Die Mädchen der Spartacus-Mannschaft sitzen stolz mit ihrer Spielkleidung in der Sporthalle. Dass an diesem Tag nicht über Probleme ihrer Schule gesprochen wird, stört Rektorin Helm nicht. Eines der größten Probleme: Die sportbetonte Grundschule hat keinen Sportplatz. Seit mehr als zwei Jahren ist die nahe gelegene Anlage in der Pufendorfstraße aus Sicherheitsgründen gesperrt. Der Bezirk wolle nicht, das Grünflächenamt könne nicht helfen, sagt eine Betreuerin der Fußball AG. Und trotz des großen Auftritts am Donnerstag werden wohl auch der DFB und der BFV nichts anstoßen können.

Auf Probleme war wohl auch Steffi Jones nicht eingestellt. Auch die Fragen der Journalisten zur Champions League oder zur Nationalmannschaft und der anstehenden Weltmeisterschaft beantwortet die DFB-Direktorin gewohnt souverän und gefällig. Plötzlich aber erlischt das Strahlen in ihrem Gesicht. Es geht um ihre eigene Zukunft - als Bundestrainerin. Ende März wurde sie vom DFB zur Nachfolgerin von Silvia Neid bestimmt.
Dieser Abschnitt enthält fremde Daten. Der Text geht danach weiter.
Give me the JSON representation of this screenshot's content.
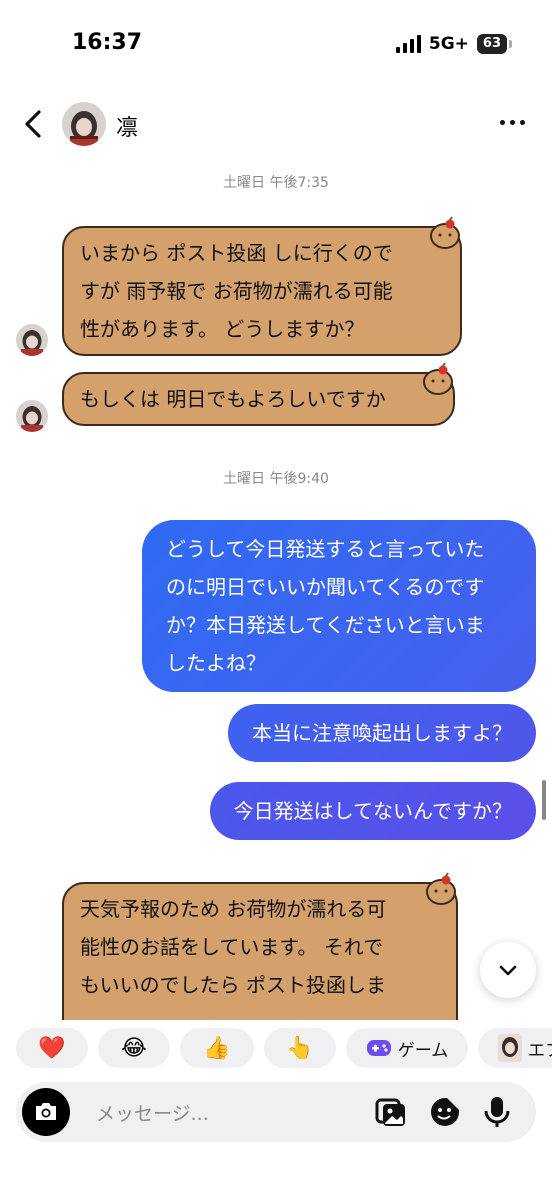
{
  "status_bar": {
    "time": "16:37",
    "network": "5G+",
    "battery": "63"
  },
  "header": {
    "contact_name": "凛"
  },
  "chat": {
    "timestamp_1": "土曜日 午後7:35",
    "timestamp_2": "土曜日 午後9:40",
    "received_1": [
      "いまから ポスト投函 しに行くので",
      "すが 雨予報で お荷物が濡れる可能",
      "性があります。 どうしますか？"
    ],
    "received_2": [
      "もしくは 明日でもよろしいですか"
    ],
    "sent_1": [
      "どうして今日発送すると言っていた",
      "のに明日でいいか聞いてくるのです",
      "か？本日発送してくださいと言いま",
      "したよね？"
    ],
    "sent_2": [
      "本当に注意喚起出しますよ？"
    ],
    "sent_3": [
      "今日発送はしてないんですか？"
    ],
    "received_3": [
      "天気予報のため お荷物が濡れる可",
      "能性のお話をしています。 それで",
      "もいいのでしたら ポスト投函しま"
    ]
  },
  "quick_reactions": {
    "heart": "❤️",
    "laugh": "😂",
    "thumbs": "👍",
    "point": "👆",
    "game_label": "ゲーム",
    "effect_label": "エフ"
  },
  "composer": {
    "placeholder": "メッセージ..."
  },
  "colors": {
    "received_bubble": "#d4a16c",
    "received_border": "#3b2a1d",
    "sent_gradient_start": "#2f6bf2",
    "sent_gradient_end": "#5a4fe8",
    "game_icon": "#6a4cf0"
  },
  "icons": [
    "back-chevron-icon",
    "more-dots-icon",
    "camera-icon",
    "gallery-icon",
    "sticker-icon",
    "microphone-icon",
    "chevron-down-icon",
    "game-controller-icon",
    "capybara-icon"
  ]
}
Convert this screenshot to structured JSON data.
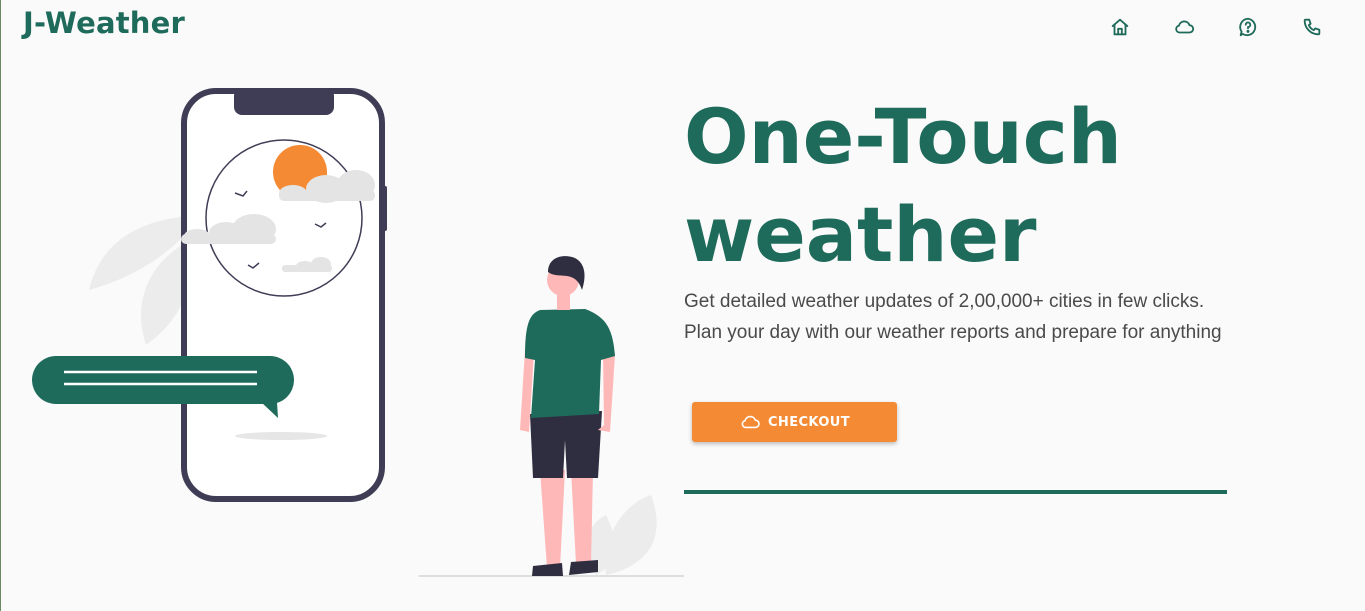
{
  "brand": {
    "name": "J-Weather"
  },
  "nav": {
    "items": [
      {
        "icon": "home-icon"
      },
      {
        "icon": "cloud-icon"
      },
      {
        "icon": "help-icon"
      },
      {
        "icon": "phone-icon"
      }
    ]
  },
  "hero": {
    "title": "One-Touch weather",
    "description": "Get detailed weather updates of 2,00,000+ cities in few clicks. Plan your day with our weather reports and prepare for anything",
    "cta_label": "CHECKOUT",
    "cta_icon": "cloud-icon"
  },
  "colors": {
    "primary": "#1f6b5b",
    "accent": "#f48a34",
    "background": "#fafafa",
    "text": "#4a4a4a"
  }
}
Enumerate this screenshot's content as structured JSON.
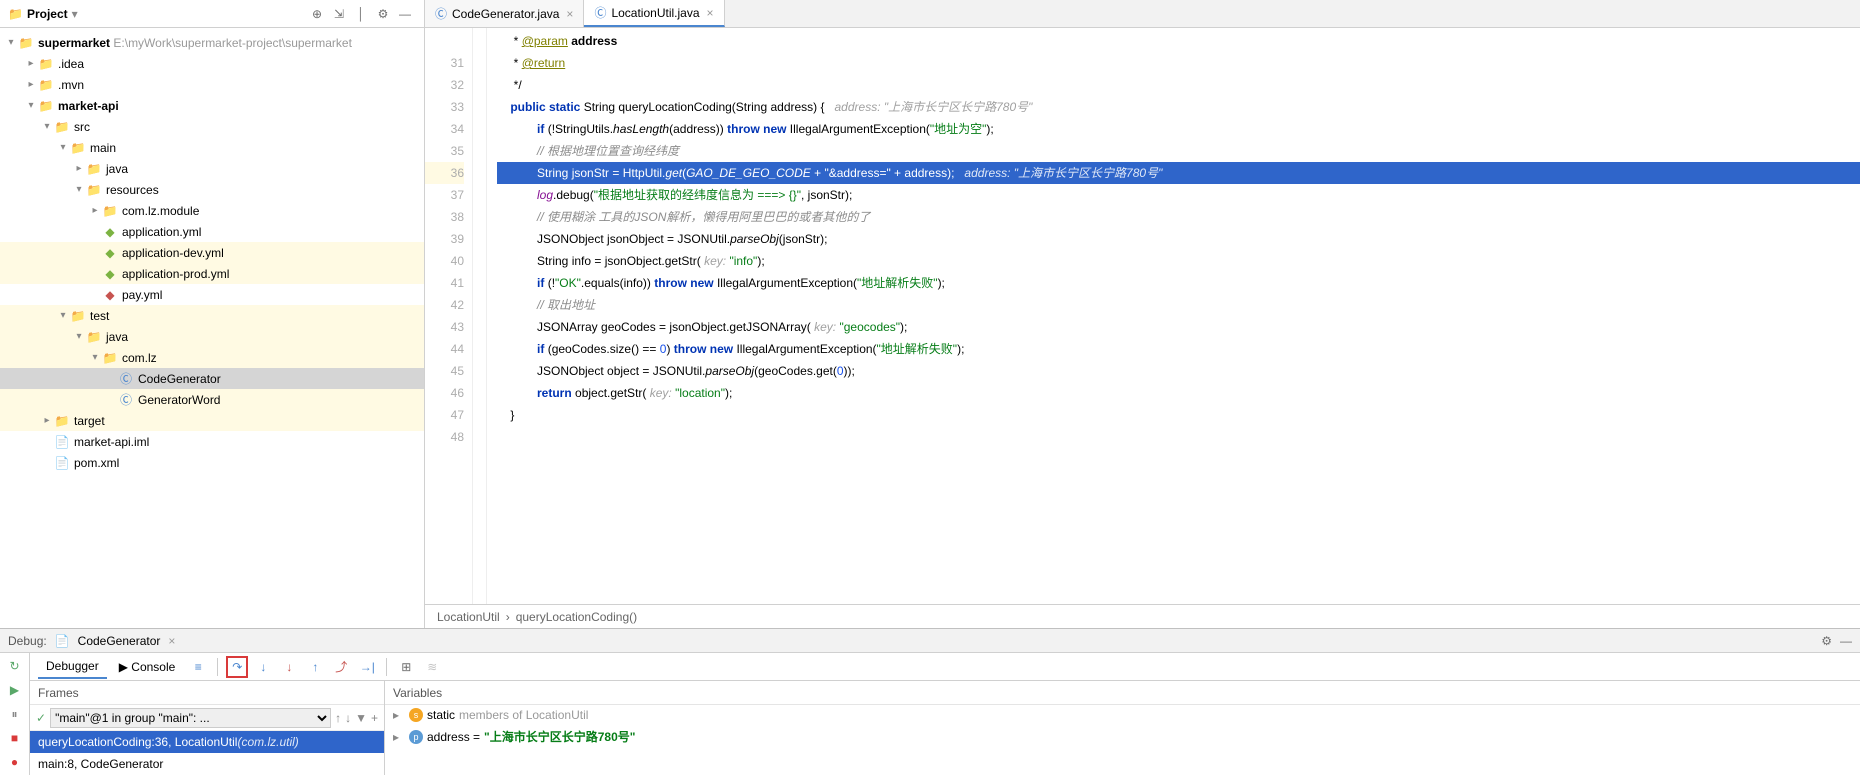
{
  "project": {
    "panel_title": "Project",
    "root": {
      "name": "supermarket",
      "path": "E:\\myWork\\supermarket-project\\supermarket"
    },
    "tree": [
      {
        "d": 1,
        "icon": "folder",
        "name": ".idea",
        "arr": "▸"
      },
      {
        "d": 1,
        "icon": "folder",
        "name": ".mvn",
        "arr": "▸"
      },
      {
        "d": 1,
        "icon": "folder",
        "name": "market-api",
        "arr": "▾",
        "bold": true
      },
      {
        "d": 2,
        "icon": "folder-blue",
        "name": "src",
        "arr": "▾"
      },
      {
        "d": 3,
        "icon": "folder-blue",
        "name": "main",
        "arr": "▾"
      },
      {
        "d": 4,
        "icon": "folder-blue",
        "name": "java",
        "arr": "▸"
      },
      {
        "d": 4,
        "icon": "folder-blue",
        "name": "resources",
        "arr": "▾"
      },
      {
        "d": 5,
        "icon": "folder",
        "name": "com.lz.module",
        "arr": "▸"
      },
      {
        "d": 5,
        "icon": "yml",
        "name": "application.yml"
      },
      {
        "d": 5,
        "icon": "yml",
        "name": "application-dev.yml",
        "hl": true
      },
      {
        "d": 5,
        "icon": "yml",
        "name": "application-prod.yml",
        "hl": true
      },
      {
        "d": 5,
        "icon": "yml-red",
        "name": "pay.yml"
      },
      {
        "d": 3,
        "icon": "folder-blue",
        "name": "test",
        "arr": "▾",
        "hl": true
      },
      {
        "d": 4,
        "icon": "folder-blue",
        "name": "java",
        "arr": "▾",
        "hl": true
      },
      {
        "d": 5,
        "icon": "folder",
        "name": "com.lz",
        "arr": "▾",
        "hl": true
      },
      {
        "d": 6,
        "icon": "class",
        "name": "CodeGenerator",
        "sel": true
      },
      {
        "d": 6,
        "icon": "class",
        "name": "GeneratorWord",
        "hl": true
      },
      {
        "d": 2,
        "icon": "folder-orange",
        "name": "target",
        "arr": "▸",
        "hl": true
      },
      {
        "d": 2,
        "icon": "file",
        "name": "market-api.iml"
      },
      {
        "d": 2,
        "icon": "file",
        "name": "pom.xml"
      }
    ]
  },
  "editor": {
    "tabs": [
      {
        "name": "CodeGenerator.java",
        "active": false
      },
      {
        "name": "LocationUtil.java",
        "active": true
      }
    ],
    "lines": [
      {
        "n": "",
        "html": "&nbsp;* <span class='tag'>@param</span>&nbsp;<b>address</b>"
      },
      {
        "n": "31",
        "html": "&nbsp;* <span class='tag'>@return</span>"
      },
      {
        "n": "32",
        "html": "&nbsp;*/"
      },
      {
        "n": "33",
        "html": "<span class='kw'>public static</span> String queryLocationCoding(String address) {   <span class='hint'>address: \"上海市长宁区长宁路780号\"</span>"
      },
      {
        "n": "34",
        "html": "    <span class='kw'>if</span> (!StringUtils.<span class='mth'>hasLength</span>(address)) <span class='kw'>throw new</span> IllegalArgumentException(<span class='str'>\"地址为空\"</span>);"
      },
      {
        "n": "35",
        "html": "    <span class='cmt'>// 根据地理位置查询经纬度</span>"
      },
      {
        "n": "36",
        "sel": true,
        "html": "    String jsonStr = HttpUtil.<span class='mth'>get</span>(<span class='const'>GAO_DE_GEO_CODE</span> + <span class='str'>\"&address=\"</span> + address);   <span class='hint'>address: \"上海市长宁区长宁路780号\"</span>"
      },
      {
        "n": "37",
        "html": "    <span class='const'>log</span>.debug(<span class='str'>\"根据地址获取的经纬度信息为 ===> {}\"</span>, jsonStr);"
      },
      {
        "n": "38",
        "html": "    <span class='cmt'>// 使用糊涂 工具的JSON解析，懒得用阿里巴巴的或者其他的了</span>"
      },
      {
        "n": "39",
        "html": "    JSONObject jsonObject = JSONUtil.<span class='mth'>parseObj</span>(jsonStr);"
      },
      {
        "n": "40",
        "html": "    String info = jsonObject.getStr( <span class='hint'>key:</span> <span class='str'>\"info\"</span>);"
      },
      {
        "n": "41",
        "html": "    <span class='kw'>if</span> (!<span class='str'>\"OK\"</span>.equals(info)) <span class='kw'>throw new</span> IllegalArgumentException(<span class='str'>\"地址解析失败\"</span>);"
      },
      {
        "n": "42",
        "html": "    <span class='cmt'>// 取出地址</span>"
      },
      {
        "n": "43",
        "html": "    JSONArray geoCodes = jsonObject.getJSONArray( <span class='hint'>key:</span> <span class='str'>\"geocodes\"</span>);"
      },
      {
        "n": "44",
        "html": "    <span class='kw'>if</span> (geoCodes.size() == <span class='num'>0</span>) <span class='kw'>throw new</span> IllegalArgumentException(<span class='str'>\"地址解析失败\"</span>);"
      },
      {
        "n": "45",
        "html": "    JSONObject object = JSONUtil.<span class='mth'>parseObj</span>(geoCodes.get(<span class='num'>0</span>));"
      },
      {
        "n": "46",
        "html": "    <span class='kw'>return</span> object.getStr( <span class='hint'>key:</span> <span class='str'>\"location\"</span>);"
      },
      {
        "n": "47",
        "html": "}"
      },
      {
        "n": "48",
        "html": ""
      }
    ],
    "crumbs": [
      "LocationUtil",
      "queryLocationCoding()"
    ]
  },
  "debug": {
    "title": "Debug:",
    "session": "CodeGenerator",
    "tabs": {
      "debugger": "Debugger",
      "console": "Console"
    },
    "frames_title": "Frames",
    "vars_title": "Variables",
    "thread": "\"main\"@1 in group \"main\": ...",
    "frames": [
      {
        "text": "queryLocationCoding:36, LocationUtil ",
        "pkg": "(com.lz.util)",
        "sel": true
      },
      {
        "text": "main:8, CodeGenerator",
        "sel": false
      }
    ],
    "vars": [
      {
        "badge": "s",
        "label": "static ",
        "dim": "members of LocationUtil"
      },
      {
        "badge": "p",
        "label": "address = ",
        "val": "\"上海市长宁区长宁路780号\""
      }
    ]
  }
}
Neid hört 2016 nach den Olympischen Spielen in Rio de Janeiro auf. »Wie hat Sie die teils doch heftige Kritik zum Beispiel aus der Bundesliga getroffen?« Jones antwortet mit einer Gegenfrage: »Auf wen bezogen?« Letztlich bricht sie die Kritik auf Bernd Schröder runter. Ja, der Trainer von Turbine Potsdam hatte seinem Unverständnis tatsächlich am lautesten Luft gemacht. Der einzige Ligatrainer ist er aber beileibe nicht, der Probleme mit der DFB-Entscheidung hatte. Für Steffi Jones schon: »Ja, also es ist einer, das ist Bernd Schröder, der mir aber gestern noch liebe Grüße ausgerichtet hat.« Sie weicht aus und wirkt nur noch wenig souverän. »Ich vertraue auf das, was ich in den letzten Jahren alles erreicht habe.«

Weil Jones aber noch nie als Trainerin gearbeitet und ihren Fußballlehrerschein 2007 in einem damals noch angebotenen Kurzlehrgang für verdiente Nationalspieler erworben hat, sorgte ihre Ernennung nicht nur in Potsdam für Kopfschütteln. »Nein, es gibt viele, die das anders sehen und die eben sagen, dass die Kompetenz da ist«, betont Jones. Was soll sie auch sagen? Taten kann sie vorerst ja nicht sprechen lassen. Das ist wohl das Schwierigste an ihrer Situation. Sie bittet, nicht zu Unrecht, um Zeit: »Wenn ich angefangen habe, darf man mich beurteilen.«

Bis dahin stellt sie ihr Trainer- und Betreuerteam zusammen und hospitiert bei verschiedenen Trainern. Jetzt aber geht sie erst mal ans andere Ende der Sporthalle. Dort spielen gerade die Mädchen der Fußball AG. Und Steffi Jones strahlt wieder.